About the filmmakers
Barak Goodman (director/producer/writer) has written, produced, and directed award-winning documentary films like Surviving the Bottom Line, Scottsboro: An American Tragedy (for which he received an Academy Award nomination), and The Fight. He is currently working on a documentary for PBS's American Experience about sex researcher Alfred Kinsey, to be released in February 2005.

Rachel Dretzin (director/producer) wrote and co-produced The Merchants of Cool, a PBS Frontline report on the influence of advertising on teens and popular culture. Douglas Rushkoff (writer/correspondent) has written several books on new media and advertising, including Cyberia, Media Virus, and Coercion: Why We Listen to What "They" Say. He was the correspondent for Frontline's The Merchants of Cool.

Discussion questions
In segment five of the program, Republican pollster Frank Luntz says that "80 percent of our life is emotion, and only 20 percent is intellect. I am much more interested in how you feel than how you think. I can change how you think, but how you feel is something deeper and stronger." Do you agree with him? What do you think about appealing to emotion (versus reason) in political campaigns? What are the possible ramifications of this approach?
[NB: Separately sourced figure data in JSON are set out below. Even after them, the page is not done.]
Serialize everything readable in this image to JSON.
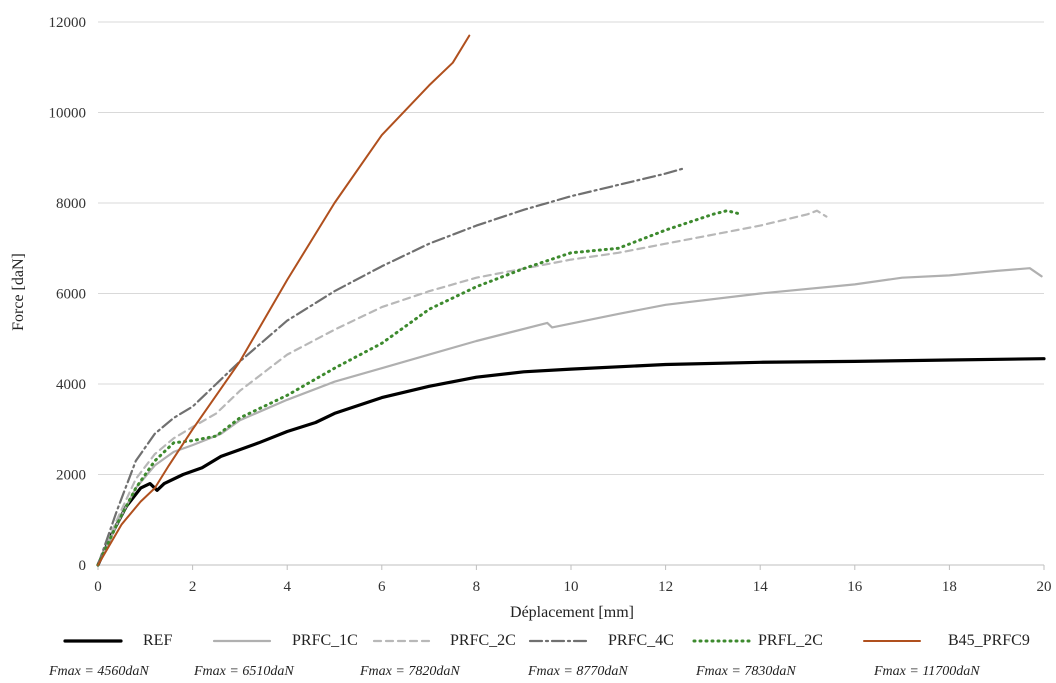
{
  "chart_data": {
    "type": "line",
    "xlabel": "Déplacement [mm]",
    "ylabel": "Force [daN]",
    "xlim": [
      0,
      20
    ],
    "ylim": [
      0,
      12000
    ],
    "x_ticks": [
      "0",
      "2",
      "4",
      "6",
      "8",
      "10",
      "12",
      "14",
      "16",
      "18",
      "20"
    ],
    "y_ticks": [
      "0",
      "2000",
      "4000",
      "6000",
      "8000",
      "10000",
      "12000"
    ],
    "grid": "horizontal",
    "legend_position": "bottom",
    "series": [
      {
        "name": "REF",
        "color": "#000000",
        "style": "solid",
        "width": 3.2,
        "fmax": "Fmax = 4560daN",
        "points": [
          [
            0,
            0
          ],
          [
            0.3,
            700
          ],
          [
            0.6,
            1300
          ],
          [
            0.9,
            1700
          ],
          [
            1.1,
            1800
          ],
          [
            1.25,
            1650
          ],
          [
            1.4,
            1800
          ],
          [
            1.8,
            2000
          ],
          [
            2.2,
            2150
          ],
          [
            2.6,
            2400
          ],
          [
            3.0,
            2550
          ],
          [
            3.4,
            2700
          ],
          [
            4.0,
            2950
          ],
          [
            4.6,
            3150
          ],
          [
            5.0,
            3350
          ],
          [
            6.0,
            3700
          ],
          [
            7.0,
            3950
          ],
          [
            8.0,
            4150
          ],
          [
            9.0,
            4270
          ],
          [
            10.0,
            4330
          ],
          [
            12.0,
            4430
          ],
          [
            14.0,
            4480
          ],
          [
            16.0,
            4500
          ],
          [
            18.0,
            4530
          ],
          [
            20.0,
            4560
          ]
        ]
      },
      {
        "name": "PRFC_1C",
        "color": "#b0b0b0",
        "style": "solid",
        "width": 2.2,
        "fmax": "Fmax = 6510daN",
        "points": [
          [
            0,
            0
          ],
          [
            0.4,
            900
          ],
          [
            0.8,
            1700
          ],
          [
            1.2,
            2200
          ],
          [
            1.6,
            2500
          ],
          [
            2.0,
            2650
          ],
          [
            2.6,
            2900
          ],
          [
            3.0,
            3200
          ],
          [
            4.0,
            3650
          ],
          [
            5.0,
            4050
          ],
          [
            6.0,
            4350
          ],
          [
            7.0,
            4650
          ],
          [
            8.0,
            4950
          ],
          [
            9.5,
            5350
          ],
          [
            9.6,
            5250
          ],
          [
            11.0,
            5550
          ],
          [
            12.0,
            5750
          ],
          [
            14.0,
            6000
          ],
          [
            16.0,
            6200
          ],
          [
            17.0,
            6350
          ],
          [
            18.0,
            6400
          ],
          [
            19.0,
            6500
          ],
          [
            19.7,
            6560
          ],
          [
            19.95,
            6380
          ]
        ]
      },
      {
        "name": "PRFC_2C",
        "color": "#b8b8b8",
        "style": "dashed",
        "width": 2.2,
        "fmax": "Fmax = 7820daN",
        "points": [
          [
            0,
            0
          ],
          [
            0.4,
            1000
          ],
          [
            0.8,
            1900
          ],
          [
            1.2,
            2450
          ],
          [
            1.6,
            2800
          ],
          [
            2.0,
            3050
          ],
          [
            2.5,
            3350
          ],
          [
            3.0,
            3850
          ],
          [
            4.0,
            4650
          ],
          [
            5.0,
            5200
          ],
          [
            6.0,
            5700
          ],
          [
            7.0,
            6050
          ],
          [
            8.0,
            6350
          ],
          [
            9.0,
            6550
          ],
          [
            10.0,
            6750
          ],
          [
            11.0,
            6900
          ],
          [
            12.0,
            7100
          ],
          [
            13.0,
            7300
          ],
          [
            14.0,
            7500
          ],
          [
            15.0,
            7750
          ],
          [
            15.2,
            7830
          ],
          [
            15.4,
            7700
          ]
        ]
      },
      {
        "name": "PRFC_4C",
        "color": "#707070",
        "style": "dashdot",
        "width": 2.2,
        "fmax": "Fmax = 8770daN",
        "points": [
          [
            0,
            0
          ],
          [
            0.4,
            1200
          ],
          [
            0.8,
            2300
          ],
          [
            1.2,
            2900
          ],
          [
            1.6,
            3250
          ],
          [
            2.0,
            3500
          ],
          [
            2.4,
            3900
          ],
          [
            3.0,
            4500
          ],
          [
            4.0,
            5400
          ],
          [
            5.0,
            6050
          ],
          [
            6.0,
            6600
          ],
          [
            7.0,
            7100
          ],
          [
            8.0,
            7500
          ],
          [
            9.0,
            7850
          ],
          [
            10.0,
            8150
          ],
          [
            11.0,
            8400
          ],
          [
            12.0,
            8650
          ],
          [
            12.4,
            8770
          ]
        ]
      },
      {
        "name": "PRFL_2C",
        "color": "#3d8a2e",
        "style": "dotted",
        "width": 3.0,
        "fmax": "Fmax = 7830daN",
        "points": [
          [
            0,
            0
          ],
          [
            0.4,
            900
          ],
          [
            0.8,
            1700
          ],
          [
            1.2,
            2300
          ],
          [
            1.6,
            2700
          ],
          [
            2.0,
            2750
          ],
          [
            2.5,
            2850
          ],
          [
            3.0,
            3250
          ],
          [
            4.0,
            3750
          ],
          [
            5.0,
            4350
          ],
          [
            6.0,
            4900
          ],
          [
            7.0,
            5650
          ],
          [
            8.0,
            6150
          ],
          [
            9.0,
            6550
          ],
          [
            10.0,
            6900
          ],
          [
            11.0,
            7000
          ],
          [
            12.0,
            7400
          ],
          [
            13.0,
            7750
          ],
          [
            13.3,
            7830
          ],
          [
            13.6,
            7750
          ]
        ]
      },
      {
        "name": "B45_PRFC9",
        "color": "#b0501e",
        "style": "solid",
        "width": 2.0,
        "fmax": "Fmax = 11700daN",
        "points": [
          [
            0,
            0
          ],
          [
            0.5,
            900
          ],
          [
            0.9,
            1400
          ],
          [
            1.2,
            1700
          ],
          [
            1.5,
            2200
          ],
          [
            2.0,
            3000
          ],
          [
            3.0,
            4500
          ],
          [
            4.0,
            6300
          ],
          [
            5.0,
            8000
          ],
          [
            6.0,
            9500
          ],
          [
            7.0,
            10600
          ],
          [
            7.5,
            11100
          ],
          [
            7.85,
            11700
          ]
        ]
      }
    ]
  }
}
Do you think that the two presidential candidates played on our emotions in the last election? If so, how successful were they in appealing to you?

What do you think of changing the term "global warming" to "climate change"? How does the language used shape the way you feel about the issue? What environmental issues would you like to give a new label?

Do you think Luntz is, as he claims, facilitating communication between the public and politicians? Why or why not?

What are some possible effects of voter profiling on democracy? What effect could it have on the great red state/blue state divide?

How did you feel about the end of the report (segment six)? Do you think that consumers and citizens are indeed empowered by the attention they get from advertisers and politicians? Do you feel empowered as a consumer/citizen?